Tout ceci n’est donc que ridicule, et on laisserait passer toutes ces petites tirades gonflées de venin, toute cette petite rage littéraire, toute cette mesquine parodie d’Olympio, s’il n’y avait ici des tendances aristophaniques plus que singulières. Passe encore pour l’imitation des hymnes personnelles de M. Hugo et des anachronismes qu’on pardonne au prodigieux génie de Shakspeare. Il y a, dans la pièce de Mme Colet, un vieux caporal de la famille des sergens de M. Scribe ; il en a le patois et les plaisanteries de bon ton, et, de plus qu’eux, il s’enivre sur la scène et compare les pages de Werther à du kirsch, ce qui procède d’une belle imaginative, et est assurément un progrès.

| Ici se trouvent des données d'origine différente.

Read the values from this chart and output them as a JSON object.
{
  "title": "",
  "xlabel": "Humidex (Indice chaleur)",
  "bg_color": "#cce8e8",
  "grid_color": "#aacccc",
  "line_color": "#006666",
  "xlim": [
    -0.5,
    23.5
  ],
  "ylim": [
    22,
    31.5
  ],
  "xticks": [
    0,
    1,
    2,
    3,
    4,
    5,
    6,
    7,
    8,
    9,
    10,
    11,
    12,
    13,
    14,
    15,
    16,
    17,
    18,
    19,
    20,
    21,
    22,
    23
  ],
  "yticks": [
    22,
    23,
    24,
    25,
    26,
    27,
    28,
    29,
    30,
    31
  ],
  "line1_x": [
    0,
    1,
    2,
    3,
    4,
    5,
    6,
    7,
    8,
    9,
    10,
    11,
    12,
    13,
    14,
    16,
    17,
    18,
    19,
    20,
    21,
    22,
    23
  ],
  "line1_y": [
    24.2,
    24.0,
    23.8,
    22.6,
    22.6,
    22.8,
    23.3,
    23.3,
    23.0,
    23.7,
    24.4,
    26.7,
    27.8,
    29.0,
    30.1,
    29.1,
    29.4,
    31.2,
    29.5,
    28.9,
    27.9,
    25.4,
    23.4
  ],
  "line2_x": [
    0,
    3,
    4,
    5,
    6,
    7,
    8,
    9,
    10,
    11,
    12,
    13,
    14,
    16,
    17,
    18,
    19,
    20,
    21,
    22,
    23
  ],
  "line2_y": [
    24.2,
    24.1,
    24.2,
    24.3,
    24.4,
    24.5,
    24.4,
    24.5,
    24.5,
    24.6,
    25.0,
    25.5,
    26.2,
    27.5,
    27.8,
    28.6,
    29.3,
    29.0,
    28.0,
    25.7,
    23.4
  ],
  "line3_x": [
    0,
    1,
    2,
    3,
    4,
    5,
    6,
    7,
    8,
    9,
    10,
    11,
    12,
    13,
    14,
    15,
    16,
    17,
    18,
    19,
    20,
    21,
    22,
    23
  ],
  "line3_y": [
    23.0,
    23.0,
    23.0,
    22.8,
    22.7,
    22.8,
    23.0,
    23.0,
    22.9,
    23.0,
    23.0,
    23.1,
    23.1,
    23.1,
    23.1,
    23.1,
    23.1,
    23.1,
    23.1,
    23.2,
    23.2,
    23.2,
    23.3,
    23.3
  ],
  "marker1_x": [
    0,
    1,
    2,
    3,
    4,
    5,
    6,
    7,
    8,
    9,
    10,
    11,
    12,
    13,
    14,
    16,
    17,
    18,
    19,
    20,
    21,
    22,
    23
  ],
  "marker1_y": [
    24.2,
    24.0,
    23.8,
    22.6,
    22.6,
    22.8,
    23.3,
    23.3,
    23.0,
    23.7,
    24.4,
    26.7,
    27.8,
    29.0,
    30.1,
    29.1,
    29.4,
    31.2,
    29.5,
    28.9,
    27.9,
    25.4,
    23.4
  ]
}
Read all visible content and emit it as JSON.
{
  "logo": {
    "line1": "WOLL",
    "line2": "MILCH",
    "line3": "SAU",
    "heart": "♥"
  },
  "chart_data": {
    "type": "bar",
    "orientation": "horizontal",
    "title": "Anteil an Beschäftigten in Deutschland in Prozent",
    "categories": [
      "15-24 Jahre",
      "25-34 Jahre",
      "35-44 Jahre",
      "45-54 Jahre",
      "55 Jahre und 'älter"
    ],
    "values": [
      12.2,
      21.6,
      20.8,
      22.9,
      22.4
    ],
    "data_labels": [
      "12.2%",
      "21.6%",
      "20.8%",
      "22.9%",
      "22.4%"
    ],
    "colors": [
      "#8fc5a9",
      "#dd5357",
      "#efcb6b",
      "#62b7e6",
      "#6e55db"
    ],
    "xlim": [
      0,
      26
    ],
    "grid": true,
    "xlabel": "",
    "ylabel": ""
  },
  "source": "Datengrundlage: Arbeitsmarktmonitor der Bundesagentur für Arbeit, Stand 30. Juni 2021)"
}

Ce Truman ressemble à Mathusalem, car il a servi, au temps de Richelieu, sous Wallenstein, et il verse à boire à Goethe dont la mort date d’hier. On rencontre des anachronismes pareils dans Shakspeare ; mais, ce qu’on n’y trouve pas, ce sont ces inconvenantes prétentions aristophaniques qui mettent en scène les gens vivans. Dans sa solitude de Bonn, notre illustre et savant collaborateur, M. Guillaume de Schlegel, tiendra sans doute fort peu de compte de ces injures qui ne l’atteignent pas, et qui paraissent s’adresser bien plutôt à lui qu’à son frère Frédéric, l’érudit, mort il y a quelques années. Les critiques sont accusés, à presque tous les vers de la pièce de Mme Colet, de n’avoir que de l’esprit et point de cœur. Schlegel, toutefois, n’y a pas même cette part et ce rôle ; car, si Mme Colet ne lui a point donné d’ame, elle s’est fort gardée aussi de lui donner de l’esprit. Quoi qu’il en soit, M. de Schlegel est et restera le premier critique, et l’un des plus remarquables poètes de l’Allemagne moderne. S’il a plu à une jeune femme de le travestir sur la scène, dans une comédie que ne peuvent sauver quelques vers colorés et un incontestable talent poétique, nous tenions à ce qu’il y eût, à cette occasion, dans un pays qui apprécie et respecte depuis lui la haute renommée des Schlegel, une protestation énergique. C’est là surtout le but de ces lignes.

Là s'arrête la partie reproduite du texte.